Q.
学生時代から付き合っている彼がいます。
私も彼も卒業後すぐに就職しました。仕事に慣れて生活が落ち着いたら結婚する約束でしたが、彼は「ミュージシャンの夢が捨てられない」と3ヶ月で会社を辞めてしまいました。その後は、路上ライブをやったり、スタジオ通いの日々です。そんな彼を両親は好ましく思っていないようで、資金援助は無し。「プロの道は甘くない」とか言ってアルバイトもしない彼を私が支えています。切り詰められるところはギリギリまで切り詰め、もう2年。
友達には「目を覚ましなよ。早く別れた方がいいよ」と言われますが、「一緒に夢を追いたいんだよ」と答えています。もちろん彼の才能を信じたいからです。でも「早く別れなよ」という自分もいるんです。
A.
今、あなたの中には2人の自分がいますよね。
1人は「まだ彼と一緒にミュージシャンの妻になる夢を追いかけたい自分」、もう1人は「そんな現実的でない彼のことは諦めて、別れた方がいいよ」という自分。この2人の自分が心の中で葛藤していて決められない。カウンセラーの意見を参考にして決めたいと思っての相談です。
実は、自分の中で葛藤している2人の自分がいる時は、どんな偉い人や経験豊かな友達の意見を聴いても、最後に決断するのは自分なんです。それならば今日は、2人の自分が心の中で競っている時の効果的な決め方、要するに本当は自分はどう思っているのか、どうしたいのかを見極める
カウンセリング技法をお教えしますのでやってみてください。
2つの空の椅子を用意します。Aの椅子に「彼と一緒に夢を追いたい自分」を座らせ、Bの椅子に向かって存分に、なぜ、どうして、まだ彼と一緒に夢を追いたいのか、その素晴らしさを熱く語る。そして「なのに何であなたは、そういう私に〝早く別れた方がいいよ〞なんて言ってブレーキをかけるのよ?!」と詰問する。そう詰問したら、今度はAの椅子からBの椅子に移り「だって、彼もう2年もどうにもならないでしょ。才能なんてないんじゃないの?いつまでも子どもっぽい夢を一緒に追いかけるなんて言ってるあなたも子どもだよね。

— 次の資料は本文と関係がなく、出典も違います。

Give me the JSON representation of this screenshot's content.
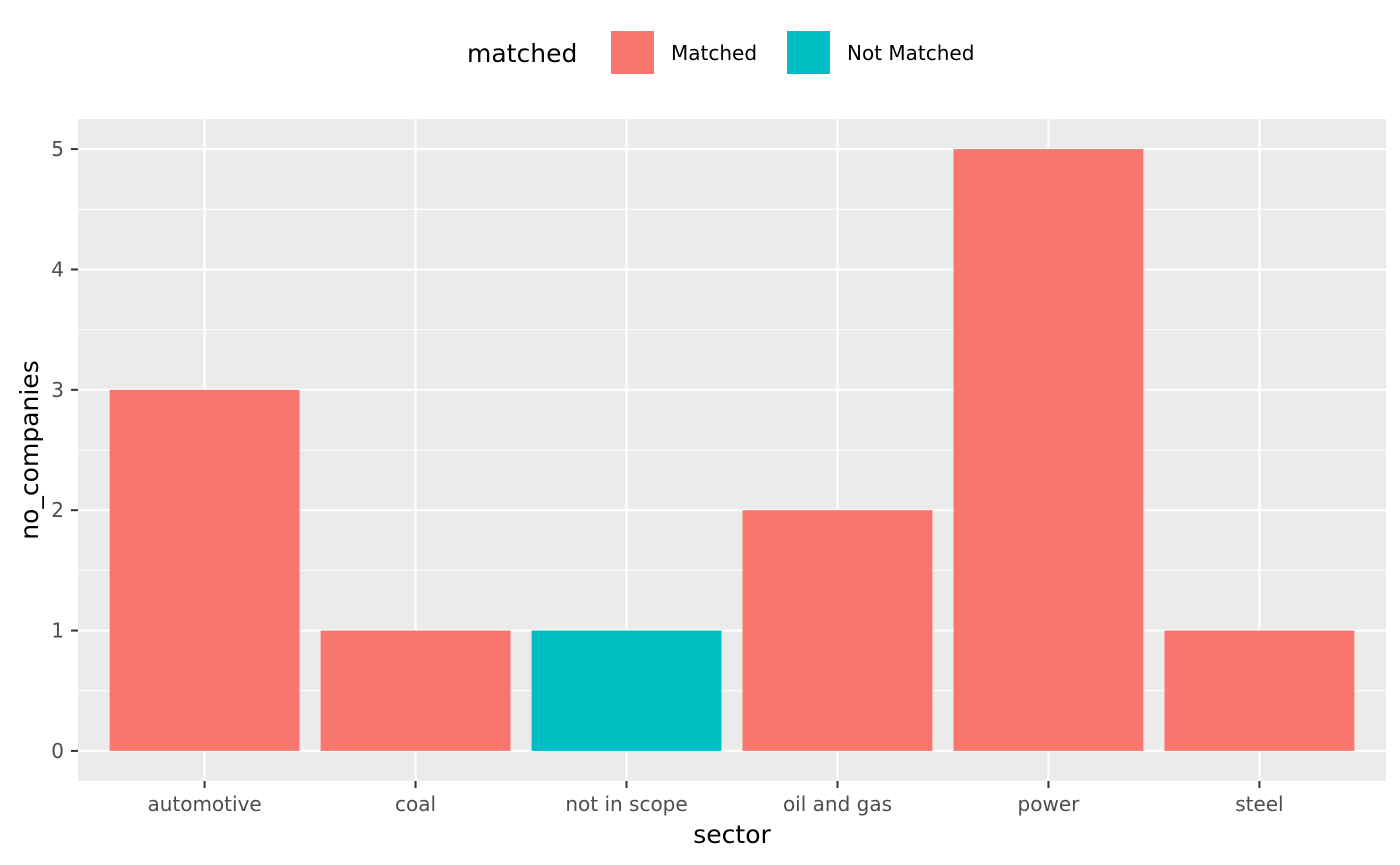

さっさと別れて、別の彼氏を見つけた方が幸せになれるんじゃないの?!」とBの椅子に座った「早く別れた方がいいと思っている自分」からAの椅子に座った「彼と一緒に夢を追
いたい自分」に言い返します。座る椅子を変えながら、これを5、6回やってみます。
私の研究所で行う時は、私が「ファシリテーター」( 促進者)となって見守り、AとBの椅子に座って「自分」がごちゃごちゃにならないよう指示しますが、あなたのようにはっきりしている「2人の自分」の時は、自分の部屋など、人に邪魔されない環境なら1人でもできます。
普段は心の中でやっていることをしっかり声に出し、言葉で2人の自分を主張してみることで、「本音は何か」が面白いようにはっきり見えてくるはずです。あなたの場合はたぶん、Bの「早く別れた方がいいと思っている自分」の椅子に座った時に語気が強くなるかもしれませんね。
まだ2人の自分が拮抗しているようなら、決定はもう少し先に延ばした方がいいでしょう。皆さんも何か迷った時には試してみてください。